Joseph did leave, and were it not for his genius, his tremendous energy, and his ability to work hard and long hours — twelve to fourteen a day, when he was a boy, on his own — we would never have heard of him.  He said, years later, that he had to be original to survive.  He had no one to imitate.  So he created.

It’s remarkable to consider how close we often came to having not Haydn, but darkness.

Good friend and honest man

What did Haydn do for the symphony?  He created it.  Modern chamber music?  The same.  His fame went round the world.  In 1815, people in Boston, most of whom had never seen him, in the days before recording, founded the Handel-Haydn Society, which exists to this day.  It was impossible to think of culture without music — without musicians in every town and city who could make the compositions real.  It might then go to your head, to be so famous, but that doesn’t seem to have happened to Haydn.  He acknowledged his debts to others — to Carl Philip Emmanuel Bach for one, the great son of a composer greater still.  And he attracted others by his warmth and enthusiasm.  Beethoven was one of his pupils, and Mozart, much his younger, was his close friend.  He wrote to the elder Mozart, assuring him of his son’s genius: “Before God and as an honest man I tell you that your son is the greatest composer known to me either in person or by name; he has taste, and, furthermore, the most profound knowledge of composition.”
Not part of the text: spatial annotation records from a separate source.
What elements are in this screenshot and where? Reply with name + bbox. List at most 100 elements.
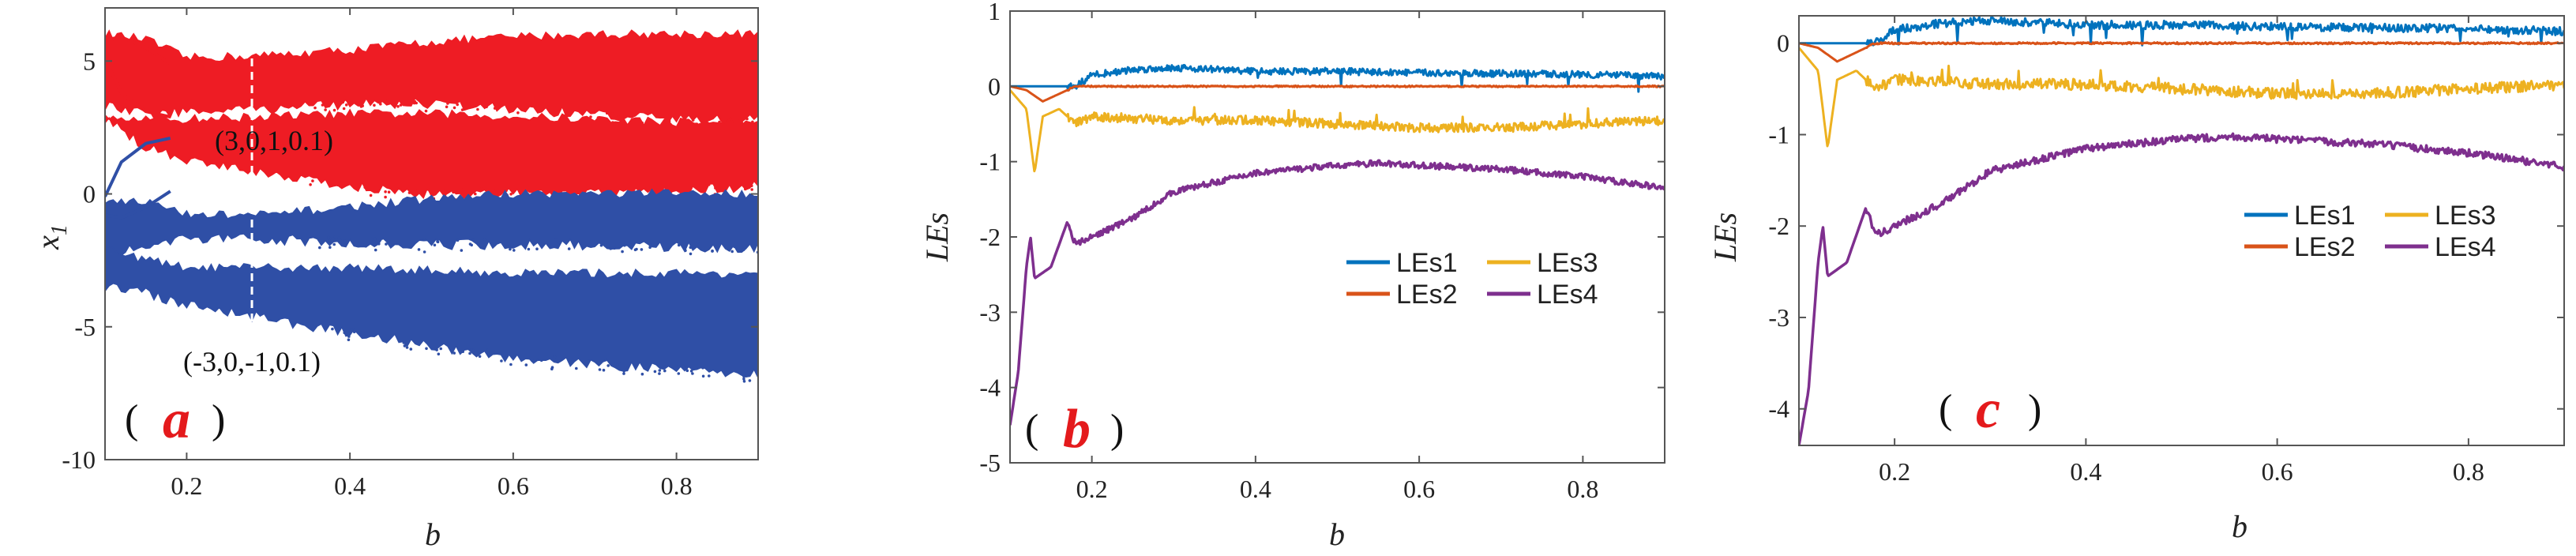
bifurcation-point-red	[492, 188, 495, 191]
bifurcation-point-red	[386, 99, 389, 102]
bifurcation-point-blue	[359, 331, 362, 334]
series-line-les2	[1010, 84, 1665, 103]
bifurcation-point-red	[520, 104, 524, 108]
bifurcation-point-blue	[623, 243, 626, 247]
bifurcation-point-red	[703, 187, 706, 190]
bifurcation-point-red	[399, 103, 403, 107]
bifurcation-point-red	[424, 109, 428, 113]
panel-c-ytick-label: -2	[1768, 212, 1789, 240]
bifurcation-point-blue	[486, 348, 490, 351]
bifurcation-point-red	[426, 188, 430, 191]
bifurcation-point-red	[617, 115, 620, 118]
bifurcation-point-blue	[616, 363, 619, 366]
bifurcation-point-red	[412, 193, 416, 197]
bifurcation-point-red	[509, 193, 513, 196]
legend-c-label-les4: LEs4	[2435, 232, 2496, 262]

The plain-spoken Mozart esteemed Haydn just as highly.  One evening Mozart was present while one of Haydn’s works was being performed, and a man in the audience could do nothing but complain.

“I wouldn’t have done that,” said the man.

“Nor I,” said Mozart.  “That’s because neither you nor I could have thought of something so perfectly fitting.”

Mozart once dedicated six quartets to Haydn, calling them his “six sons,” and begging Haydn to treat them kindly, as a father.  Haydn did better than that.  When Mozart died, Haydn worked hard to establish his friend’s reputation in England, where he was still unappreciated.  He was “much my superior,” said Haydn, and he added that if the world really knew how great Mozart’s genius was, the nations would fight one another to claim for their own so precious a jewel.  Then he wrote to Mozart’s widow and offered to train up their two small sons in music.  He kept that promise.

The joy of faith

“Hin ist alle meine Kraft,” wrote the elderly Haydn, setting the words to a simple air, “alt und schwach bin ich” — “Gone is all my strength; I am old and frail.”  But there was nothing morose about him, at heart.  Asked about the liveliness of The Creation, Haydn said he could not think of God other than as a being of boundless might and goodness.  Such goodness, he said, filled him with such joy, he “could have written even a Miserere in tempo allegro.”

“I defy any Christian,” wrote a critic and a friend of Haydn, “who has heard on Easter day a Gloria of this composer, to leave the church without feeling his heart expand with sacred joy.”  Perhaps someday we too may have that experience!